Quando eu cheguei lá em casa montado naquele camelo velho, meio enferrujado e que fazia um barulho esquisito no movimento da roda dianteira, a mãe olhou com um olhar desconsolado – mistura de curiosidade e indignação. “O que significa isso?”, perguntou de chofre. “Uai, uma bicicleta”, respondi tímida e receosamente. “Eu sei que é uma biscreta. Quero saber de quem é isso? Onde é que ocê arranjou essa biscreta?”, tornou ela. “Ah, eu panhei de um colega, o Tico, fio da Do Carmo, lá da Laje. Foi assim, eu troquei numa manivela e um papagaio e dei de volta um muncadinho de dinheiro, coisa pouca mesmo”, contei, já prevendo uma saraivada de impropérios. “Pois, então, ocê vai lá na casa da Do Carmo, na Laje, na casa do cacha prego, no raio que o parta, devolver esse caco véio de biscreta. Eu vou dar um pulo ali na venda e quando voltar não quero mais ver esse trem aqui não”, concluiu com firmeza.

Quando a mãe saiu, pude olhar melhor aquilo que eu chamei de bicicleta. As cores da magrela eram uma mistura de marrom, com cinza e azul – azul claro. Na verdade, o quadro era marrom, o garfo dianteiro azul, a garupeira era cinza. E havia umas partes meio enferrujadas, como o aro da roda traseira e os raios. Mas, o Tico, filho da Do Carmo, o negociador da magrela, me garantiu que com “umas limpadas com Bombril e sabão” a ferrugem sairia todinha.
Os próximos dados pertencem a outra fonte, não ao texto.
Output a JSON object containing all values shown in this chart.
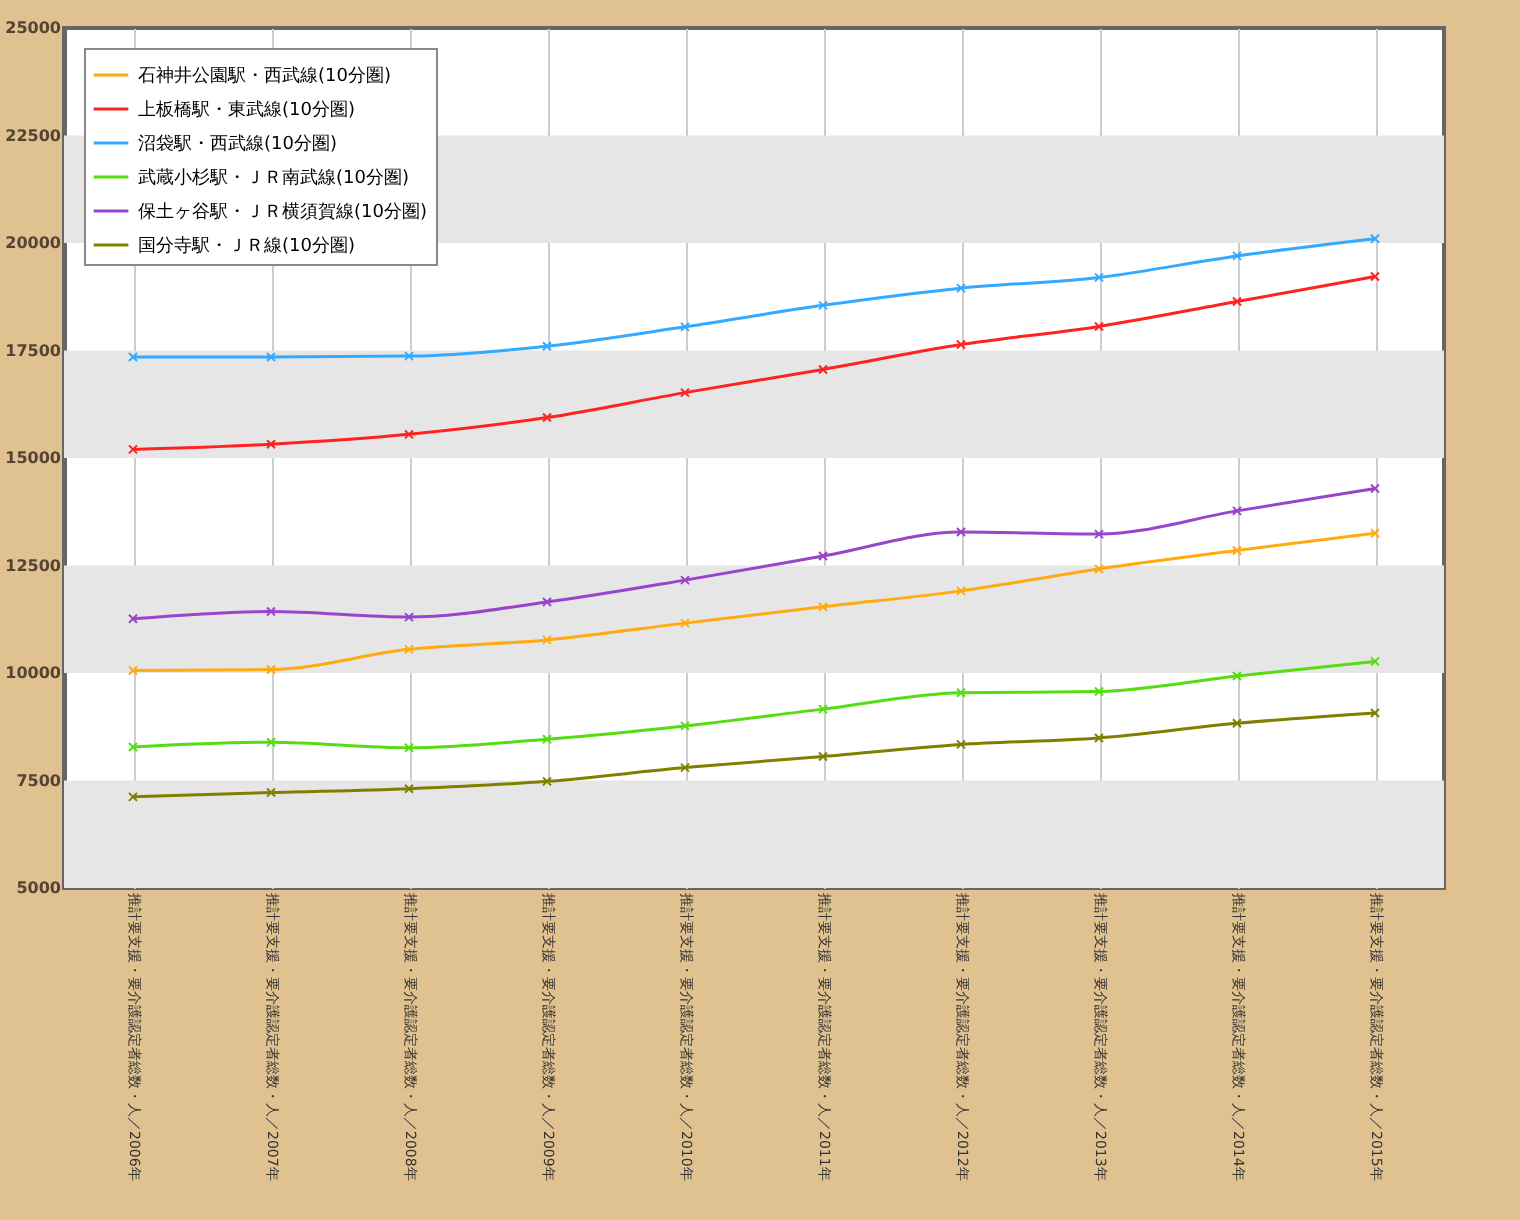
{
  "chart_data": {
    "type": "line",
    "categories": [
      "推計要支援・要介護認定者総数・人／2006年",
      "推計要支援・要介護認定者総数・人／2007年",
      "推計要支援・要介護認定者総数・人／2008年",
      "推計要支援・要介護認定者総数・人／2009年",
      "推計要支援・要介護認定者総数・人／2010年",
      "推計要支援・要介護認定者総数・人／2011年",
      "推計要支援・要介護認定者総数・人／2012年",
      "推計要支援・要介護認定者総数・人／2013年",
      "推計要支援・要介護認定者総数・人／2014年",
      "推計要支援・要介護認定者総数・人／2015年"
    ],
    "series": [
      {
        "name": "石神井公園駅・西武線(10分圏)",
        "color": "#ffaa11",
        "values": [
          10060,
          10080,
          10550,
          10770,
          11160,
          11540,
          11910,
          12420,
          12850,
          13250
        ]
      },
      {
        "name": "上板橋駅・東武線(10分圏)",
        "color": "#ff2222",
        "values": [
          15200,
          15320,
          15550,
          15940,
          16520,
          17060,
          17640,
          18060,
          18640,
          19220
        ]
      },
      {
        "name": "沼袋駅・西武線(10分圏)",
        "color": "#33aaff",
        "values": [
          17350,
          17350,
          17370,
          17600,
          18050,
          18550,
          18950,
          19200,
          19700,
          20100
        ]
      },
      {
        "name": "武蔵小杉駅・ＪＲ南武線(10分圏)",
        "color": "#55dd11",
        "values": [
          8280,
          8390,
          8260,
          8460,
          8770,
          9160,
          9540,
          9570,
          9930,
          10270
        ]
      },
      {
        "name": "保土ヶ谷駅・ＪＲ横須賀線(10分圏)",
        "color": "#9944cc",
        "values": [
          11260,
          11430,
          11300,
          11650,
          12160,
          12720,
          13280,
          13230,
          13770,
          14290
        ]
      },
      {
        "name": "国分寺駅・ＪＲ線(10分圏)",
        "color": "#808000",
        "values": [
          7120,
          7220,
          7310,
          7480,
          7800,
          8060,
          8340,
          8490,
          8830,
          9070
        ]
      }
    ],
    "ylim": [
      5000,
      25000
    ],
    "yticks": [
      5000,
      7500,
      10000,
      12500,
      15000,
      17500,
      20000,
      22500,
      25000
    ],
    "bands": [
      {
        "axis": "y",
        "from": 5000,
        "to": 7500,
        "color": "#e6e6e6"
      },
      {
        "axis": "y",
        "from": 10000,
        "to": 12500,
        "color": "#e6e6e6"
      },
      {
        "axis": "y",
        "from": 15000,
        "to": 17500,
        "color": "#e6e6e6"
      },
      {
        "axis": "y",
        "from": 20000,
        "to": 22500,
        "color": "#e6e6e6"
      }
    ],
    "grid": "x",
    "legend": "top left",
    "marker": "cross",
    "line_style": "solid"
  }
}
As borrachas de freio estavam em petição de miséria. “Isso é baratinho, sô”, garantiu ele. “Mas, o selim está todo rasgado”, fui eu quem reclamou. “Meu fio, isso é só ocê comprar uma capa bacana, lá na “Casa das Biscretas do Boró’, e colocar aí que nem aparece”.

 – Mas, vem cá ô Tico, a biscreta só tá com um pedal. E mesmo assim, quebrado.

– Mmmm

– Não tem nenhum dos para-lama, sô!

– Pra que para-lama? Se perder o freio, cê pode por o pé assim ó, na roda. Para-lama é coisa de gente véia.
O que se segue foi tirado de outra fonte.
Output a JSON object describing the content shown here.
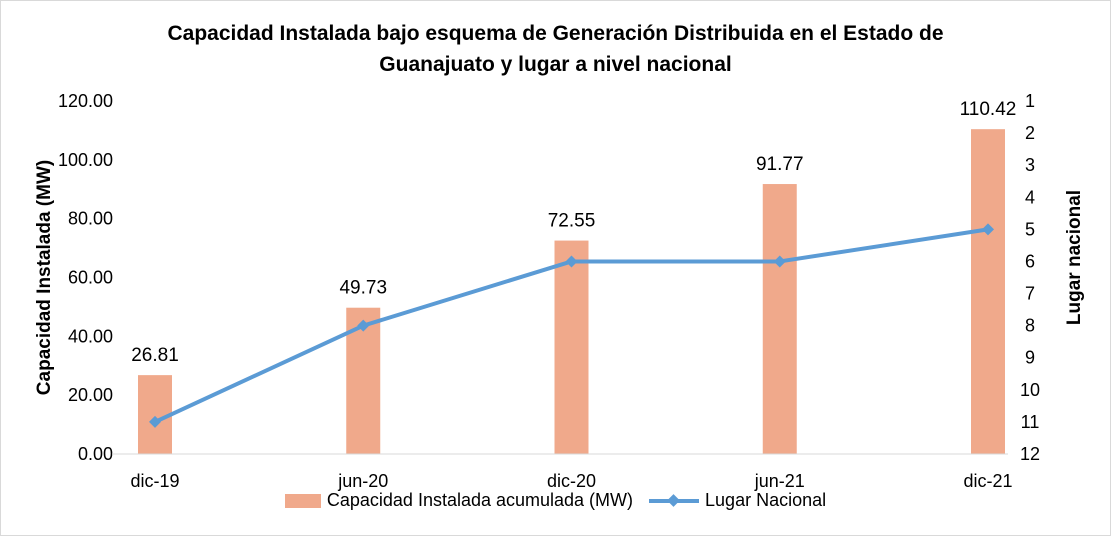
{
  "chart_data": {
    "type": "bar",
    "title_lines": [
      "Capacidad Instalada bajo esquema de Generación Distribuida en el Estado de",
      "Guanajuato y lugar a nivel nacional"
    ],
    "categories": [
      "dic-19",
      "jun-20",
      "dic-20",
      "jun-21",
      "dic-21"
    ],
    "series": [
      {
        "name": "Capacidad Instalada acumulada (MW)",
        "type": "bar",
        "axis": "left",
        "values": [
          26.81,
          49.73,
          72.55,
          91.77,
          110.42
        ],
        "labels": [
          "26.81",
          "49.73",
          "72.55",
          "91.77",
          "110.42"
        ],
        "color": "#f0a98b"
      },
      {
        "name": "Lugar Nacional",
        "type": "line",
        "axis": "right",
        "values": [
          11,
          8,
          6,
          6,
          5
        ],
        "color": "#5b9bd5"
      }
    ],
    "ylabel": "Capacidad Instalada (MW)",
    "ylim": [
      0,
      120
    ],
    "yticks": [
      "0.00",
      "20.00",
      "40.00",
      "60.00",
      "80.00",
      "100.00",
      "120.00"
    ],
    "y2label": "Lugar nacional",
    "y2lim": [
      1,
      12
    ],
    "y2_reversed": true,
    "y2ticks": [
      "1",
      "2",
      "3",
      "4",
      "5",
      "6",
      "7",
      "8",
      "9",
      "10",
      "11",
      "12"
    ],
    "grid": false,
    "legend_position": "bottom"
  }
}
– As rodeiras… é assim mesmo?

– Como assim?

– Os pneus carecas? Lisinhos que nem a cabeça do Kojak?

– Ah, meu Deus! Cê quer ou não quer fazer negócio no camelo?

Quis. Com todos os defeitos vistos e ainda não reparados, eu quis. E levei para casa, empurrando, aquele arremedo de bicicleta.  Mas, fui salvo pela mãe, zelosa com os filhos e repleta de bom senso para toda a família.
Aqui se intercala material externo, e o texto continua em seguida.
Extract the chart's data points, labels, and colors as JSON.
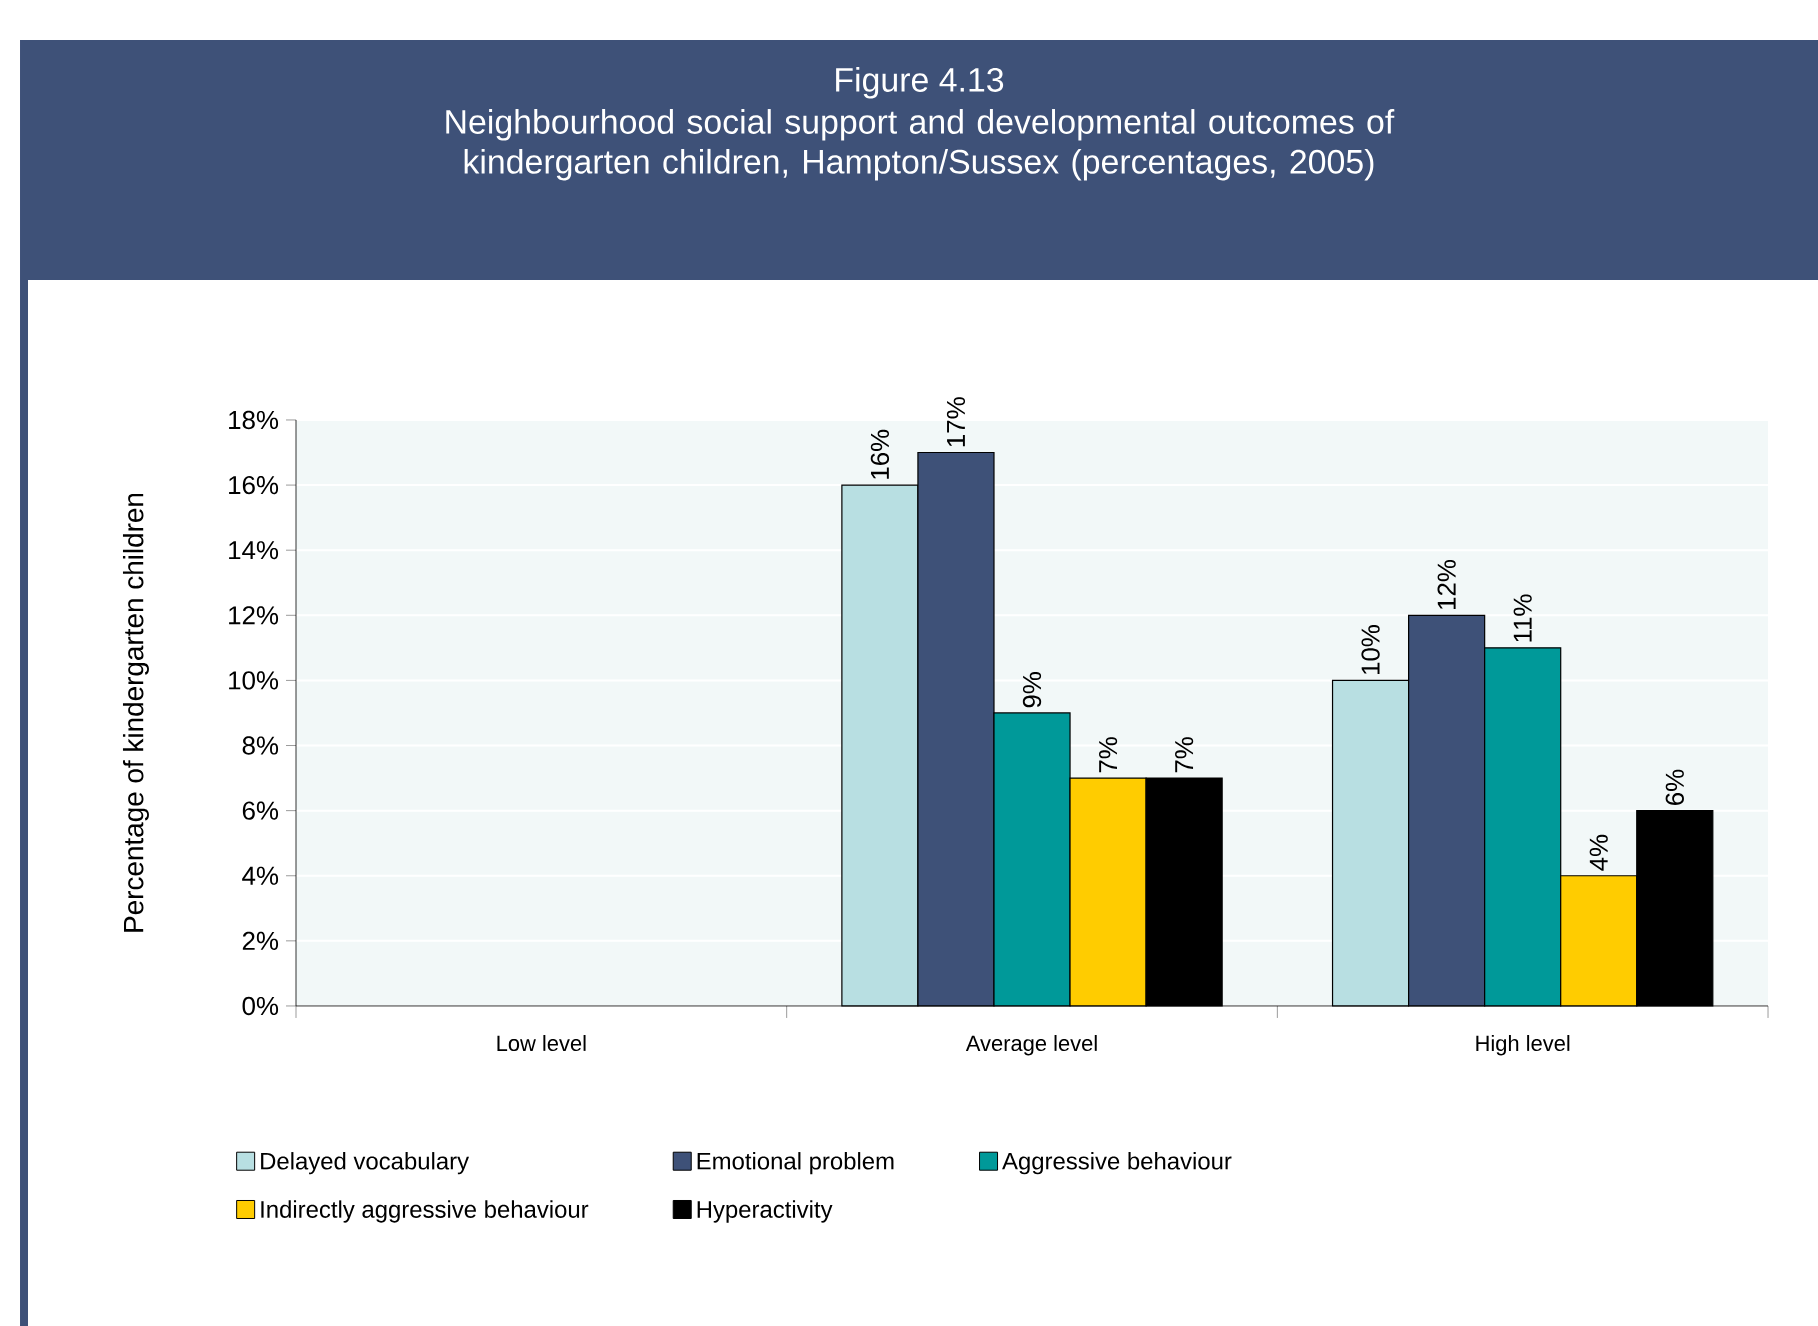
{
  "chart_data": {
    "type": "bar",
    "title": "Figure 4.13",
    "subtitle": "Neighbourhood social support and developmental outcomes of kindergarten children, Hampton/Sussex  (percentages, 2005)",
    "ylabel": "Percentage of kindergarten children",
    "categories": [
      "Low level",
      "Average level",
      "High level"
    ],
    "series": [
      {
        "name": "Delayed vocabulary",
        "color": "#b8dfe2",
        "values": [
          null,
          16,
          10
        ],
        "value_labels": [
          null,
          "16%",
          "10%"
        ]
      },
      {
        "name": "Emotional problem",
        "color": "#3e5178",
        "values": [
          null,
          17,
          12
        ],
        "value_labels": [
          null,
          "17%",
          "12%"
        ]
      },
      {
        "name": "Aggressive behaviour",
        "color": "#009999",
        "values": [
          null,
          9,
          11
        ],
        "value_labels": [
          null,
          "9%",
          "11%"
        ]
      },
      {
        "name": "Indirectly aggressive behaviour",
        "color": "#ffcc00",
        "values": [
          null,
          7,
          4
        ],
        "value_labels": [
          null,
          "7%",
          "4%"
        ]
      },
      {
        "name": "Hyperactivity",
        "color": "#000000",
        "values": [
          null,
          7,
          6
        ],
        "value_labels": [
          null,
          "7%",
          "6%"
        ]
      }
    ],
    "ylim": [
      0,
      18
    ],
    "yticks": [
      {
        "value": 0,
        "label": "0%"
      },
      {
        "value": 2,
        "label": "2%"
      },
      {
        "value": 4,
        "label": "4%"
      },
      {
        "value": 6,
        "label": "6%"
      },
      {
        "value": 8,
        "label": "8%"
      },
      {
        "value": 10,
        "label": "10%"
      },
      {
        "value": 12,
        "label": "12%"
      },
      {
        "value": 14,
        "label": "14%"
      },
      {
        "value": 16,
        "label": "16%"
      },
      {
        "value": 18,
        "label": "18%"
      }
    ],
    "grid": "y",
    "legend": "bottom"
  }
}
Empurrar de volta a bicicleta foi difícil. Menino tem umas coisas quando se trata de desfazer um negócio. Cancelar uma compra grande, enfim. “O filhinho da mamãe é um medroso. O bebezinho não pode tomar uma decisão sozinho. Não tem palavra”, zoou o Tico antes de desfazer o negócio. A destroca demorou um bocado e um colosso de nhem nhem nhem. Recebi de volta uma parte do dinheiro empenhado e a manivela, mas não vi mais o papagaio de rabiola. Mas, foi até bom… não panhei o camelo do Tico e também não apanhei da mãe. Aliás, como eu já contei proceis, a mãe até prometeu que quando puder, vai me dar uma bicicleta de verdade, novinha em folha, com duas rodas, guidão, freios, buzina e até farol de dínamo.

Ah, depois do negócio malsucedido, ouvi o Tico gritando de dentro da sua casa: “eh bicicreta véia sem freio!”. E eu juro que sorri aliviado.